Thursday, October 13, 2011

The State Fair


E-Squared and the Mississippi Crew
 Every year we pilgrimage as a family to visit The Husband's People in Mississippi. They live in the Pearl, MS area, so we load up the Shorties and drive four hours for a visit over our fall break. The State Fair is up and running the week of our fall break, so it's double the fun. We arrive at the fair at around noon and stay until they throw us out. It's exhausting and expensive and silly--perfectly Johnson.

Several meaningless observations about the state fair:

As though the corn dog alone wasn't offensive enough...
One, the only real reason to go to the fair is the food. And you better save up all of your points for that one day, because just walking around breathing in the fumes is fattening. Rib eye steak sandwich, chicken on a stick, cinnamon rolls the size of your head, cotton candy, candy apples, polish dogs, funnel cake...there is absolutely nothing nutritionally redeeming about fair food. They even cover the apples in caramel just to make sure. Of course the first thing that you want to do after ingesting 3,000 calories and 500 grams of fat is ride something that spins rapidly for three minutes.

Two, those rides are intended for people under the age of 20. Seriously.
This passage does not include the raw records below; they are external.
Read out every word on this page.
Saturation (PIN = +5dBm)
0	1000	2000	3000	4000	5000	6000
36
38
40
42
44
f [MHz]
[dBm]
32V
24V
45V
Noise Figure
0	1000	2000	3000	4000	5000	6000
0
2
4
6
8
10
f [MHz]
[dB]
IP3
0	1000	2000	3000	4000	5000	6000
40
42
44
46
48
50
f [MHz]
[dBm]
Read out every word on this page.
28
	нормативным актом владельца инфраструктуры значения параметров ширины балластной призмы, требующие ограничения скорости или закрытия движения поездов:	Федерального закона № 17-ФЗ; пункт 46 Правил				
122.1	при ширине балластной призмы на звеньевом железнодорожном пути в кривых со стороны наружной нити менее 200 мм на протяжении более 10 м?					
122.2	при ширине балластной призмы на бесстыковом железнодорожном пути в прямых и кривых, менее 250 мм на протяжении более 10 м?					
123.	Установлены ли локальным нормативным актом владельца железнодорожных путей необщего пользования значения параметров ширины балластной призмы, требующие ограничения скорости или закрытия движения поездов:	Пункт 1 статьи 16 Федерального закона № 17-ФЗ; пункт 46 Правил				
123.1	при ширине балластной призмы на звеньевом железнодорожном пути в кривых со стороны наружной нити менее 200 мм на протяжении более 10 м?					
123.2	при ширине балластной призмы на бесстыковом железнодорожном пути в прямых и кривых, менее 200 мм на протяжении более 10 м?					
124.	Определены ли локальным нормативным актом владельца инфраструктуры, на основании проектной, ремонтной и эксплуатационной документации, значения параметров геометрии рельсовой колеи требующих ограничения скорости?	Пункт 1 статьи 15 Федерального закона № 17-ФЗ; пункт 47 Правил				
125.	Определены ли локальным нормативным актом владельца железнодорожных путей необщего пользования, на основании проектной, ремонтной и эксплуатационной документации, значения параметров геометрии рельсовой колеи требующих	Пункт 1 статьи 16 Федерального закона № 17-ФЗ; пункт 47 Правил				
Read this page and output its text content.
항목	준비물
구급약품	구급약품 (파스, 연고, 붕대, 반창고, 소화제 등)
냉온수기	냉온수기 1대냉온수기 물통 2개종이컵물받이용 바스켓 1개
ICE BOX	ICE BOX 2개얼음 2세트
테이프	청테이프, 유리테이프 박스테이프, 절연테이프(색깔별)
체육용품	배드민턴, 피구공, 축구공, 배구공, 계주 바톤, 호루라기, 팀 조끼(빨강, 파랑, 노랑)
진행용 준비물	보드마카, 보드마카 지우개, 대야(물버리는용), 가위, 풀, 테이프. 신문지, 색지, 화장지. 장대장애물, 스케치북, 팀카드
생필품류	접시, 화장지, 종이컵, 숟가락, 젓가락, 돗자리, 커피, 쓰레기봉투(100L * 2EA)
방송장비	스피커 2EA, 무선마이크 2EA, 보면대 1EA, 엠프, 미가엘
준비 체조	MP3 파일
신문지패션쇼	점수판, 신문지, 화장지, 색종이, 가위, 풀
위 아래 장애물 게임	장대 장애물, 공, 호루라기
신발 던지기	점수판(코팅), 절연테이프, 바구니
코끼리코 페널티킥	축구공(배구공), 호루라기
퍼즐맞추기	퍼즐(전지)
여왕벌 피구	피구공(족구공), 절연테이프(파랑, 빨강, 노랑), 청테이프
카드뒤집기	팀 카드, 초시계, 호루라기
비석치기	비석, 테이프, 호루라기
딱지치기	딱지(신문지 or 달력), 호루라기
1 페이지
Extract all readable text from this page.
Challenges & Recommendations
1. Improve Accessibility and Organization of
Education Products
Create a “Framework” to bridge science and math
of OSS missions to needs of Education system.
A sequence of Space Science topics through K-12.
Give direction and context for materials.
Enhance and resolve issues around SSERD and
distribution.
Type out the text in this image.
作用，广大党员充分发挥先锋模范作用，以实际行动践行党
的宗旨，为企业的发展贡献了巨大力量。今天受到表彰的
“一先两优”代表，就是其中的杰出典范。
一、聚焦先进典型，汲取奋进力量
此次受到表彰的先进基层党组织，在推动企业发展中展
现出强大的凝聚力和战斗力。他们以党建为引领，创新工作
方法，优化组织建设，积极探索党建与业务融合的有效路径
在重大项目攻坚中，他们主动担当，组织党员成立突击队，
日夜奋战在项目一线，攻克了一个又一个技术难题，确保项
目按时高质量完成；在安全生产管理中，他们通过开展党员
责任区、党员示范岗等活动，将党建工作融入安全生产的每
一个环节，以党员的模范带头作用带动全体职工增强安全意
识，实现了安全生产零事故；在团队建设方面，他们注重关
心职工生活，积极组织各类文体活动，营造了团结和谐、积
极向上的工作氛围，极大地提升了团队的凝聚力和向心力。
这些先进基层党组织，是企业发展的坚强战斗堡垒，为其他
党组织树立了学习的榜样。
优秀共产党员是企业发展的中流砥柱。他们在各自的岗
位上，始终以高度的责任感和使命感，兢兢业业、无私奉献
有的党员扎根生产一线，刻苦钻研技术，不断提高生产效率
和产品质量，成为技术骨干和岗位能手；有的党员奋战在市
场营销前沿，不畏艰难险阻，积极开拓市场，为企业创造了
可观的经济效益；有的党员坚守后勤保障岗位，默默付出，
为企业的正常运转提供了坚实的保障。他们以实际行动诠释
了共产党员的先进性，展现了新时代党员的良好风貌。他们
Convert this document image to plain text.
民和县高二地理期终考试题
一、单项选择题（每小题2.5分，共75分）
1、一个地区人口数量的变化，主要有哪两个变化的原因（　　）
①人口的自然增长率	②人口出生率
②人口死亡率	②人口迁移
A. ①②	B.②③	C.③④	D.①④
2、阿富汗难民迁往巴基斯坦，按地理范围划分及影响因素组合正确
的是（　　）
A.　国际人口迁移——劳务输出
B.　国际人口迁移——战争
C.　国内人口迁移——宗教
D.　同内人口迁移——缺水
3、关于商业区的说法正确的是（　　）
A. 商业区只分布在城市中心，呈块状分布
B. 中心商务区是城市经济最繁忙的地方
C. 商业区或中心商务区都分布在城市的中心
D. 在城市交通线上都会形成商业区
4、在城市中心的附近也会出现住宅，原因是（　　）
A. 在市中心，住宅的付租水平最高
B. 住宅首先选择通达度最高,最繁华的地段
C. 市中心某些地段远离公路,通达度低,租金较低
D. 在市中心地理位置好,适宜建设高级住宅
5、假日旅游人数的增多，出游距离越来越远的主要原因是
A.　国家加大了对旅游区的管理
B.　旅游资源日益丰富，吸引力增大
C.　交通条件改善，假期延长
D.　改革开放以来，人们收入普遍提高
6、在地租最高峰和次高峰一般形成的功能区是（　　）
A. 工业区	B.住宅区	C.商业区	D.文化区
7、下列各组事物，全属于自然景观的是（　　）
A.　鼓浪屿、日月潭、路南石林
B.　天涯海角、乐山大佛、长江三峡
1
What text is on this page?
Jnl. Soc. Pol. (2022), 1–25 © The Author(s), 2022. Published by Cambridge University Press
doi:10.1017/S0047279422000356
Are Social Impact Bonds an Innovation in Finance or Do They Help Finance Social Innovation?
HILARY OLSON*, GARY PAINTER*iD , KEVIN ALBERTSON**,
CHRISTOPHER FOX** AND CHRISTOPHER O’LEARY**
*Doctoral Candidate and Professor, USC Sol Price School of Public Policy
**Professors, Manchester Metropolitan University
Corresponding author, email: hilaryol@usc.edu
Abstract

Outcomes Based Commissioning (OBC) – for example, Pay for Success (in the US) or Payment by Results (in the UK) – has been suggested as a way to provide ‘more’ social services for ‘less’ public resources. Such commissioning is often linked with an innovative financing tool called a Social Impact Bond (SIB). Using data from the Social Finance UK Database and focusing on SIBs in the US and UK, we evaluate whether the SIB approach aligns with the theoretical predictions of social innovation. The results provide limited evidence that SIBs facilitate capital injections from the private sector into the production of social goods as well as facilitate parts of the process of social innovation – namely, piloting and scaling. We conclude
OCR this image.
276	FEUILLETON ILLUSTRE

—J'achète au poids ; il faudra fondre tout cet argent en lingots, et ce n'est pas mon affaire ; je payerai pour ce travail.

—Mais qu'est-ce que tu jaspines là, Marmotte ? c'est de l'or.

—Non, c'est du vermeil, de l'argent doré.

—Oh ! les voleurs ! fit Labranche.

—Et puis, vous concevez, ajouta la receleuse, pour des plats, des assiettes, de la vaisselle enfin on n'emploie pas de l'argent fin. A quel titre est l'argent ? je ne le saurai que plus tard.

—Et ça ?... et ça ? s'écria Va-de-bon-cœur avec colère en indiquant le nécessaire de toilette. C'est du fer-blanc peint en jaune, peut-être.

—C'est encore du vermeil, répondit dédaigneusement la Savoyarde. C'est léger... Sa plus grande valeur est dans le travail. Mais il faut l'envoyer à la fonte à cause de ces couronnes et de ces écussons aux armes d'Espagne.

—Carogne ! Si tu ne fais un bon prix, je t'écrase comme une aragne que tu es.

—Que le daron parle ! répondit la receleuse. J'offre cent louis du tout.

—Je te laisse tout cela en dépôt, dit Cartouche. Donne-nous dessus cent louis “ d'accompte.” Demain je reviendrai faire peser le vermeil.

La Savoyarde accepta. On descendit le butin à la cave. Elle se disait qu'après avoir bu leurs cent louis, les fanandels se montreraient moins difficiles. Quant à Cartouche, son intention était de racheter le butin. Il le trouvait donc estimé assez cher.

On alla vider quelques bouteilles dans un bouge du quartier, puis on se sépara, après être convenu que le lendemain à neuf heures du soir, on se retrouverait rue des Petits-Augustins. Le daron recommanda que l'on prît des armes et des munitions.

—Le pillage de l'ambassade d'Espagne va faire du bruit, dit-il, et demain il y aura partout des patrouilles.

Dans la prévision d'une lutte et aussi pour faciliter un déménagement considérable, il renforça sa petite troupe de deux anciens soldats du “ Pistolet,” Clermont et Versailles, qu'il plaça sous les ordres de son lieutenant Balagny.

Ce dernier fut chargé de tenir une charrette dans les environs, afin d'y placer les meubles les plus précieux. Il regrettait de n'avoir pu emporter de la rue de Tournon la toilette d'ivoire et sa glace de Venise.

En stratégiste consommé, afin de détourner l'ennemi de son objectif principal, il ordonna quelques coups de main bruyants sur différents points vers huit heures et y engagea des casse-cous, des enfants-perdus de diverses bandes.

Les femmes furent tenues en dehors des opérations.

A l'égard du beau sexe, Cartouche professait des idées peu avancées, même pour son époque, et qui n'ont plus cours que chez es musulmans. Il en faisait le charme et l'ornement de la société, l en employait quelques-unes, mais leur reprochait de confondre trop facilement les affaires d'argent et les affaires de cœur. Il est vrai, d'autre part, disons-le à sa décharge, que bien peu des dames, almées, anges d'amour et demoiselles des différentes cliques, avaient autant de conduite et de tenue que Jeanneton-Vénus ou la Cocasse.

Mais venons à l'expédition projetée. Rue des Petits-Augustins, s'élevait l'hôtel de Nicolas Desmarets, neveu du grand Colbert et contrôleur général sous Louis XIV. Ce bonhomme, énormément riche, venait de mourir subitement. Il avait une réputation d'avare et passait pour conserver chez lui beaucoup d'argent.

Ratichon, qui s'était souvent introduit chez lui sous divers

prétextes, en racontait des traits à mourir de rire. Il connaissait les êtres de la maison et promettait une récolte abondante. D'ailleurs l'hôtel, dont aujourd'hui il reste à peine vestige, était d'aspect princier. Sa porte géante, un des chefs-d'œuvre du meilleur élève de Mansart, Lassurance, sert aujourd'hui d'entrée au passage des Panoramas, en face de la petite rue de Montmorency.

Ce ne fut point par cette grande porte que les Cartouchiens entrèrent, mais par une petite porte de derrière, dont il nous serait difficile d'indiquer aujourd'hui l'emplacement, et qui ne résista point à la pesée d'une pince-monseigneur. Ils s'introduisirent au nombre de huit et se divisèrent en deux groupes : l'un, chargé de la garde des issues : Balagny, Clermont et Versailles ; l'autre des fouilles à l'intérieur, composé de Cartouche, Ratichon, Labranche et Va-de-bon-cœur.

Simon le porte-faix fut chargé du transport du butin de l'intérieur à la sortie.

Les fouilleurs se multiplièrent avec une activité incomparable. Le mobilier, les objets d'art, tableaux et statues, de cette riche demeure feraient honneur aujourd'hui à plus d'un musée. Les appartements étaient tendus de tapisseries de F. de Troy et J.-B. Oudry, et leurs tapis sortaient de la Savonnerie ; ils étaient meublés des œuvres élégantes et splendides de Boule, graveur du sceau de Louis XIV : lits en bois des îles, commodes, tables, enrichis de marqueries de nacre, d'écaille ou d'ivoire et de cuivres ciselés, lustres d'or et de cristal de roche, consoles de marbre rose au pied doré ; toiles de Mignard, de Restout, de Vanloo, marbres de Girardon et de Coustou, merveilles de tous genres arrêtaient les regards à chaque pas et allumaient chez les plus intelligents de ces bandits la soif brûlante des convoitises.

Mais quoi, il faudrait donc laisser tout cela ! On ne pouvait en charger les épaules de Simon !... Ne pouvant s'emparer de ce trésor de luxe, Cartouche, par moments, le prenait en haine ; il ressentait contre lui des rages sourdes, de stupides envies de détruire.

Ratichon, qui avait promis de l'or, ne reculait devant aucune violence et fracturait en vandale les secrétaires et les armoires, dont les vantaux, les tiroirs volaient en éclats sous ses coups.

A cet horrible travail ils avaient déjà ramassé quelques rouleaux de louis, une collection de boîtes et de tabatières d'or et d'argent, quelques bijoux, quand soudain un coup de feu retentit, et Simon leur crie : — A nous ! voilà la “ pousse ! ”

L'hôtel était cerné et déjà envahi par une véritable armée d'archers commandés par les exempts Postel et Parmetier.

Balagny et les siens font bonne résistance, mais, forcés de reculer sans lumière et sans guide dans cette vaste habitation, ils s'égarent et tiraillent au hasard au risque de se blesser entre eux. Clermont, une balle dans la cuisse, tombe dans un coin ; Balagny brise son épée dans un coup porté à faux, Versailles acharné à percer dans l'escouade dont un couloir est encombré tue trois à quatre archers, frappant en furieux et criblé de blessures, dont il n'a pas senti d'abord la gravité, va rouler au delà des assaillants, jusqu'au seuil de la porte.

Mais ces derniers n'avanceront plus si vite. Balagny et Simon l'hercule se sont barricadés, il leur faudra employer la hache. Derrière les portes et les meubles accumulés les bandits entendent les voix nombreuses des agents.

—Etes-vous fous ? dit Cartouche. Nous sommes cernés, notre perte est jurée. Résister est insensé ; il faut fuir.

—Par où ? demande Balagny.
You think to yourself, "Oh, it looks like so much fun," but just like Satan tempting you to do evil, it never, ever works out the way you imagined it. (My neck and vertigo are screaming at me as I type this.) They even name the rides to give you one last chance to come to your senses: the Scrambler, the Ring of Fire, the Maniac, the Freak Out. How smart are you that you purchase a ticket to get on something called the Scrambler? If you are over the age of 30 and get on those rides, you should have to carry a sign that says, "Warning, my gene pool is questionable."

Three, fair people are an entirely different group of mammals. Like they should have their own classification system. First, everyone puts on the strangest things to go to the fair. Hoochie Mama is suddenly a viable fashion statement. And even the hideously fat, ugly women have gotten confused into thinking that showing more of their bodies is somehow making them more attractive. Um, not the case.

Our cousin (on The Husband's side of the aisle, ahem) wore a thing called a Morph Suit. Out in public. To the fair.

Now, in his defense he's sixteen, that alone redeems anything stupid that he chooses to do, but this thing is a whole new level of weird. He and his buddies met up wearing different colored morph suits. They ended up being interviewed by a reporter passing through town who is writing a book about what makes America America. (Interesting that he interviewed the three sixteen-year-olds dressed in body condoms, but that's another blog.)


I stood on the main crossroads and looked around the fair just as the sun was setting and the lights were starting to come on. Bright colors, lights swirling, screaming girls, smelling fried food on the cool, autumn breeze, and I turned to The Husband and whispered, "This is why the world hates us so--we are a land of excess. What are we riding next?"